Rye sintió que el deseo se apoderaba de él con fuerza y volvió a carraspear. De repente, sintió que algo cálido y agradable le inundaba el pecho.
–Mira quién fue a hablar de gruñones –se burló.
–No te atrevas a reírte de mí –le advirtió Maddy poniéndole el dedo índice en el pecho.
Rye no estaba seguro de qué era exactamente lo que estaba obrando el milagro, pero sintió una cascada ascendente de risa que subía por su garganta y salía de su boca, sintió que se le movían el pecho y las costillas mientras escuchaba aquel sonido glorioso que hacía meses que faltaba en su vida.
Maddy se quedó mirándolo con la boca abierta. El enfado dio paso a la sorpresa. Estaba atónita.
El Adonis gruñón se estaba riendo con tantas ganas que se le saltaban las lágrimas. Se había apoyado en la pared y estaba doblado por la mitad. Maddy esperó a que las carcajadas bajaran de intensidad y sonrió, ni rastro quedaba ya de su indignación inicial, así que se encontró dándole un empujoncito amistoso al desconocido en el hombro.
–Oye, guapo, que estoy empapada –le recordó.
Rye se irguió y sus ojos se encontraron.
–Sí, tienes razón –se apresuró a contestar, todavía sonriente.
Maddy se fijó en los hoyuelos que se le formaban a ambos lados de la boca cuando sonreía.
–Te debes de estar congelando –recapacitó–. ¿Te quieres cambiar de ropa?
Maddy dejó de tener frío al instante, en cuanto su cálida mirada se posó en ella, y se obligó a asentir. Se había quedado sin habla.
–La tercera puerta de la izquierda es una habitación de invitados –le dijo el desconocido–. Hay alguna sudadera mía en los cajones de la cómoda.
–Gracias –contestó Maddy.
–Tienes baño dentro de la habitación, así que… –dijo el desconocido callándose de repente.
Maddy se preguntó qué habría pasado porque los hoyuelos se le habían borrado de la cara.
–De acuerdo –le dijo tendiéndole la mano.
Pero él no la aceptó.
–Me llamo Madeleine Westmore, pero mis amigos me llaman Maddy.
«Este tipo no es tu amigo, tontaina», se recriminó en silencio.
–Hola, Maddy –contestó secándose la mano en el albornoz–. Ryan King, pero puedes llamarme Rye.
Cuando las palmas de sus manos se encontraron, Maddy sintió una descarga eléctrica que le recorrió de arriba abajo y la hizo estremecerse.
–Encantada de conocerte, Rye.
–Lo mismo digo, Maddy –contestó Rye sonriendo de nuevo.
–Bueno, me voy a cambiar antes de inundarte la casa –bromeó Maddy.
«O de que me dé un infarto si sigues sonriendo así», pensó.
–Muy bien –contestó Rye.
Y Maddy se perdió por el pasillo con el eco de su risa en los oídos.
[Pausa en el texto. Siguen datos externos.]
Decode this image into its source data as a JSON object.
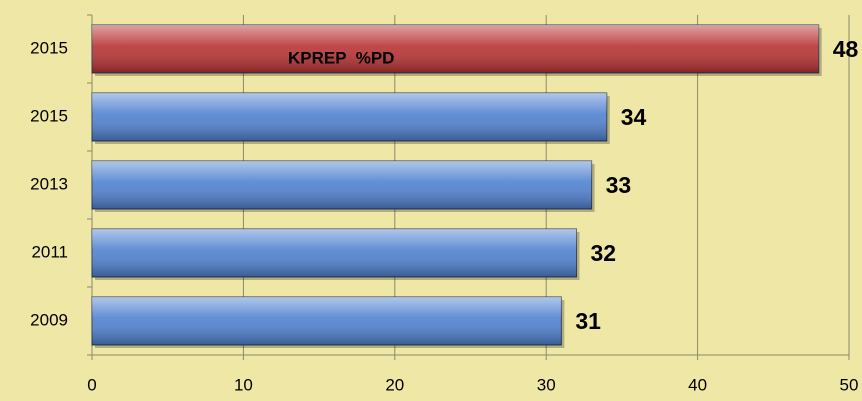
{
  "chart_data": {
    "type": "hbar",
    "categories": [
      "2015",
      "2015",
      "2013",
      "2011",
      "2009"
    ],
    "values": [
      48,
      34,
      33,
      32,
      31
    ],
    "colors": [
      "#b83232",
      "#4f81d0",
      "#4f81d0",
      "#4f81d0",
      "#4f81d0"
    ],
    "annotation": "KPREP  %PD",
    "xlim": [
      0,
      50
    ],
    "xticks": [
      0,
      10,
      20,
      30,
      40,
      50
    ],
    "grid": true
  }
}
La habitación de invitados resultó ser un inmenso dormitorio con un gran ventanal que daba al acantilado. El viento y la lluvia se estrellaban con furia contra el cristal. Maddy se estremeció mientras se fijaba en la enorme cama con dosel e iba directa al baño.
La recibieron elegantes azulejos blancos, una bañera antigua de patas de metal y una chimenea victoriana, que calentó la estancia nada más encenderla. Sobre el cesto de la ropa había dos toallas, una pastilla de jabón sin abrir y una frasco de champú.
Maddy estornudó mientras se desnudaba y se metía en la bañera.
Seguro que Ryan King no sentía el más mínimo interés en ella. Un hombre tan guapo como él sólo salía con modelos. Le había hecho reír, pero nada más.